Steuer-Ermittlungs-Verordnung | Stellungnahme zum Referentenentwurf des BMF (DStV)
Der Deutsche Steuerberaterverband (DStV) hat zum Referentenentwurf zur Zweiten Verordnung zur Änderung steuerlicher Verordnungen Stellung genommen. Der DStV geht in seiner Stellungnahme insbesondere auf die geplanten Regelungen in der Steuer-Ermittlungs-Verordnung (kurz: StErmV) ein.
Hintergrund: Im Verlauf des Jahres hat sich nach Auffassung des BMF in mehreren Bereichen des deutschen Steuerrechts fachlich notwendiger Verordnungsbedarf ergeben. Die Zweite Verordnung zur Änderung steuerlicher Verordnungen soll diesen Bedarf zusammenfassend aufgreifen. Die sog. Mantelverordnung enthält u.a. Vorgaben für die Ausgestaltung von Risikomanagementsystemen der Finanzverwaltung. Damit sollen insbesondere Steuerverkürzungen verhindert und Betrugsfälle gezielt aufgedeckt werden. Des Weiteren soll die personelle Fallbearbeitung durch eine risikoorientierte Steuerung der Bearbeitung optimiert werden und die Bearbeitungsqualität durch Standardisierung der Arbeitsabläufe bei umfassender IT-Unterstützung nachhaltig verbessert werden.
Hierzu führt der DStV weiter aus: Gemäß der StErmV sollen Risikofilter implementiert werden, die insbesondere aufgrund steuerrechtlicher oder verhaltensorientierter Umstände auf Sachverhalte hinweisen, die nicht maschinell geprüft werden sollen, sondern durch einen Mitarbeiter der Finanzverwaltung. Demnach könnten die Risikofiltereinstellungen von jedem Finanzamt zum Teil individuell bestimmt werden. Der DStV kritisiert insbesondere, dass im Endeffekt die freien Personalressourcen bei den einzelnen Finanzämtern über die Häufigkeit und Intensität von Betriebsprüfungen Einfluss haben werden und somit die Gleichmäßigkeit der Besteuerung nicht gewährleistet ist. Finanzämter mit besseren personellen Ressourcen können intern viel strengere interne Maßstäbe anlegen.

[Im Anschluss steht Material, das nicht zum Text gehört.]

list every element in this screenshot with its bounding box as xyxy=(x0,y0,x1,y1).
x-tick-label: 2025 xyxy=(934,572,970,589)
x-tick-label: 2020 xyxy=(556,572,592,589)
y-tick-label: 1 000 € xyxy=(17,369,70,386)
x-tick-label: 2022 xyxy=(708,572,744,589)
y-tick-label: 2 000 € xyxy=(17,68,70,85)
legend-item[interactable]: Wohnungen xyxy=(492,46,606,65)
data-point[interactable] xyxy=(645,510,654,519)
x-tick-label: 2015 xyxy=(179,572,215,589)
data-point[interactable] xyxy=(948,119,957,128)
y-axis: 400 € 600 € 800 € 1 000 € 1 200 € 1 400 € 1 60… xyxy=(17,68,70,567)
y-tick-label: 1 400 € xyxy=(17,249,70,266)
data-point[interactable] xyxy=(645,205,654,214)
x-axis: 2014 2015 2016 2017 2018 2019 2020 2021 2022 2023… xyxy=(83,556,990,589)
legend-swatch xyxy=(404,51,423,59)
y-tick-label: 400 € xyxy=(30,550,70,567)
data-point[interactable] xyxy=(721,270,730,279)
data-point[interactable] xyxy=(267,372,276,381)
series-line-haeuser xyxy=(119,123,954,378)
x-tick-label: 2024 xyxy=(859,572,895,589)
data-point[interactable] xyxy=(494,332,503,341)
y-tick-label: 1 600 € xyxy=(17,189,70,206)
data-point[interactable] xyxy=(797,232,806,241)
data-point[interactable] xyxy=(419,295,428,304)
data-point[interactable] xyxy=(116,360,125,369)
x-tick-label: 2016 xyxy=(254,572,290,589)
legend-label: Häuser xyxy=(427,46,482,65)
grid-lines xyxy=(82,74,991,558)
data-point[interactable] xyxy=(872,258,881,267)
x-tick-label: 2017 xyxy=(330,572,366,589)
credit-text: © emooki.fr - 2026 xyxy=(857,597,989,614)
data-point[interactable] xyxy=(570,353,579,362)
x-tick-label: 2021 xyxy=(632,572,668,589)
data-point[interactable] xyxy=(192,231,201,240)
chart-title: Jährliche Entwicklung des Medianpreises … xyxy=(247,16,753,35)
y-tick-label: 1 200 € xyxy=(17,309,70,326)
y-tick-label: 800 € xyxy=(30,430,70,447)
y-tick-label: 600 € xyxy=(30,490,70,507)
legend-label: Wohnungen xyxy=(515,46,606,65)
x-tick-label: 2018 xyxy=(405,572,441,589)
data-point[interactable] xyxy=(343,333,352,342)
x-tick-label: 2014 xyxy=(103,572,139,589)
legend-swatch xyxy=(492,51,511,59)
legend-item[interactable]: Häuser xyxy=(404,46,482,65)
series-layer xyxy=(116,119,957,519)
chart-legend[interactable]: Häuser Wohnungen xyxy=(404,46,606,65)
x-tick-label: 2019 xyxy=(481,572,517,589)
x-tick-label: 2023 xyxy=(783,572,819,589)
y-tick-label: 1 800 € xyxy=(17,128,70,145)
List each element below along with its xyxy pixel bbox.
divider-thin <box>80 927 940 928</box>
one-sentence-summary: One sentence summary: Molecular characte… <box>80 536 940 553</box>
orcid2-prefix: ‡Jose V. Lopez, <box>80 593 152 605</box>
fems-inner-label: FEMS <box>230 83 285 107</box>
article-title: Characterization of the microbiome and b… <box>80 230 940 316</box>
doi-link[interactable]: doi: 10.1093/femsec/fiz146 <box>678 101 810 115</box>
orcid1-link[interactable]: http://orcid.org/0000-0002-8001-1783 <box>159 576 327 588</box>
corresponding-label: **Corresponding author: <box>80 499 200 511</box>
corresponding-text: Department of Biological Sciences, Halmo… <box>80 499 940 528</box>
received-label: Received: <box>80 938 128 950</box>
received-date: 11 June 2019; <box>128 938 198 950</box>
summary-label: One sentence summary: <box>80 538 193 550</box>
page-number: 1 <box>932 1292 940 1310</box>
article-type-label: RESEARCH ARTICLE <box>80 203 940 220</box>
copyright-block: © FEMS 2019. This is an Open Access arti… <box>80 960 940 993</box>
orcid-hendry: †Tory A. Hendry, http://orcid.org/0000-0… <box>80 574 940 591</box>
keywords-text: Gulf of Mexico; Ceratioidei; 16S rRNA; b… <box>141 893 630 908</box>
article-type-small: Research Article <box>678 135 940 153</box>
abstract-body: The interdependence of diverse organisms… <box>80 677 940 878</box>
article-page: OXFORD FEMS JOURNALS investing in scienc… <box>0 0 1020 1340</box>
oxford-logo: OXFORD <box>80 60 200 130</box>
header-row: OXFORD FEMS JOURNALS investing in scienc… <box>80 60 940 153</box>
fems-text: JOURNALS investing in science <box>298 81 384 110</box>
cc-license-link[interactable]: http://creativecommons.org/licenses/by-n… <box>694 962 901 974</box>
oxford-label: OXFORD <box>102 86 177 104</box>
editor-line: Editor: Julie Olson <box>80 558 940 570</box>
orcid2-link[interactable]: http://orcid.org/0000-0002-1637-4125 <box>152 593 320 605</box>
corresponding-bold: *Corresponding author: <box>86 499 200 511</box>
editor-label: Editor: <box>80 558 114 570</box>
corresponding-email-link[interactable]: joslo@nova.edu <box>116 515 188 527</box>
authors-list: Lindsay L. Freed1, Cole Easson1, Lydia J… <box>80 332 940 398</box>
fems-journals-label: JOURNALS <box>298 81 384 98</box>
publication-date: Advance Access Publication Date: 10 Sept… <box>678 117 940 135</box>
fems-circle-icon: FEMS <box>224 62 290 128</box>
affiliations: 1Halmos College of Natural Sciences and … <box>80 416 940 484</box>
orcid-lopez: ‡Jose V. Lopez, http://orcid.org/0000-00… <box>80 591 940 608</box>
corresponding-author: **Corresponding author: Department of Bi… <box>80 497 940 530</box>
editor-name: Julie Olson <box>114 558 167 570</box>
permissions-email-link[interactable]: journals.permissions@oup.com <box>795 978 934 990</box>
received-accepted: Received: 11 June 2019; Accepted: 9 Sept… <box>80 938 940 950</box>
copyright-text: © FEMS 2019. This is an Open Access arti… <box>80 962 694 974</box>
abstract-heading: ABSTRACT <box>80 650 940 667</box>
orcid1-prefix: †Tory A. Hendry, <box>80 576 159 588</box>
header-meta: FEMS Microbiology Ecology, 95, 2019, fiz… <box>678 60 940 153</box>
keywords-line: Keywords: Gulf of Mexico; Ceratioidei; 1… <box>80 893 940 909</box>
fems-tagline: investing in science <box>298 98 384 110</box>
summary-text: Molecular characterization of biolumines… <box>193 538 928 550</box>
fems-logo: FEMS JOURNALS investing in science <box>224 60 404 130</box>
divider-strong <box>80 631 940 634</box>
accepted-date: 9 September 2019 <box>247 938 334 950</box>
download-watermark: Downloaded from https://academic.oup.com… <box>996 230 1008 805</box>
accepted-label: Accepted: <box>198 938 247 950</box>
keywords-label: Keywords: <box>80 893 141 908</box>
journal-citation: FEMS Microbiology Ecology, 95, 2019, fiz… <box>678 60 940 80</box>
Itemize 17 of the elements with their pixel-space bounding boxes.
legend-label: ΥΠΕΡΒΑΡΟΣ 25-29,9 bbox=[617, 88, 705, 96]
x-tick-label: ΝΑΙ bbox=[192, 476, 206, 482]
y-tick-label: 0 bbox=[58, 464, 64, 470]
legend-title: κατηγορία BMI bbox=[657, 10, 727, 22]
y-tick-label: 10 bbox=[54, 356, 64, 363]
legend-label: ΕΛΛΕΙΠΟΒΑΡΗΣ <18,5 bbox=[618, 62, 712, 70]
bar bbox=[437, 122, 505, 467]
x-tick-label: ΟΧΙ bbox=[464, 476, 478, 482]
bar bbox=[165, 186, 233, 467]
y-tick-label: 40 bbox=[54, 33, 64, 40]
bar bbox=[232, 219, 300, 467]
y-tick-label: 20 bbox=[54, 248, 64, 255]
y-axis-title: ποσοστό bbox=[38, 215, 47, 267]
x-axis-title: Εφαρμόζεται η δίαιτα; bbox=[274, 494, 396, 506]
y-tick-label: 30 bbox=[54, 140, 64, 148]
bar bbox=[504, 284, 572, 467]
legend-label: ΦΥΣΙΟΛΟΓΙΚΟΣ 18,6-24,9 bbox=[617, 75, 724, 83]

Weiterhin bemängelt der DStV im Hinblick auf die Gleichmäßigkeit der Besteuerung die nicht hinreichend - in der Verordnung - konkretisierte Überprüfung der Risikofiltereinstellungen. Auch hier besteht wieder latent die Gefahr, dass Finanzämter mit größeren Personalressourcen die Überprüfungen öfter vornehmen werden als Finanzämter, die über einen geringere Personalausstattung verfügen, weil diese den unbestimmten Zeitraum möglicherweise regelmäßig länger auslegen werden. Der DStV weist ausdrücklich in seiner Eingabe auf die tragende Rolle der Steuerberater im Finanzverfahren hin und fordert, die Zuhilfenahme eines Steuerberaters im Rahmen des Risikomanagements als positiven Compliance-Faktor bei den Risikofiltereinstellungen aufzunehmen. Denn die ordnende Funktion des Steuerberaters im Vorfeld der Steuererklärungsabgabe bringt nicht nur dem Mandanten Vorteile, sondern ermöglicht dem Finanzamt vielfach überhaupt erst die Verarbeitung des Sachverhalts in der gebotenen Zeit. Außerdem führt der DStV aus, dass es im Rahmen eines Risikomanagementsystems keinen Risikofilter geben darf, der die Arbeit des Steuerberaters gewichtet, da seine Arbeit von der Qualität, Relevanz und Pünktlichkeit der ihm vom Mandanten zur Verfügung gestellten Unterlagen abhängt.
Anmerkung: Die vollständige Stellungnahme des DStV kann auf den Internetseiten des DStV heruntergeladen werden. Zur Homepage des DStV gelangen Sie hier.
Quelle: DStV online
Hinweis: Die Zweite Verordnung zur Änderung steuerlicher Verordnungen enthält darüber hinaus umfassende Änderungen im Bereich der umsatzsteuerlichen Nachweispflichten bei grenzüberschreitenden Lieferungen (vgl. hierzu Huschens in NWB BAAAD-90428).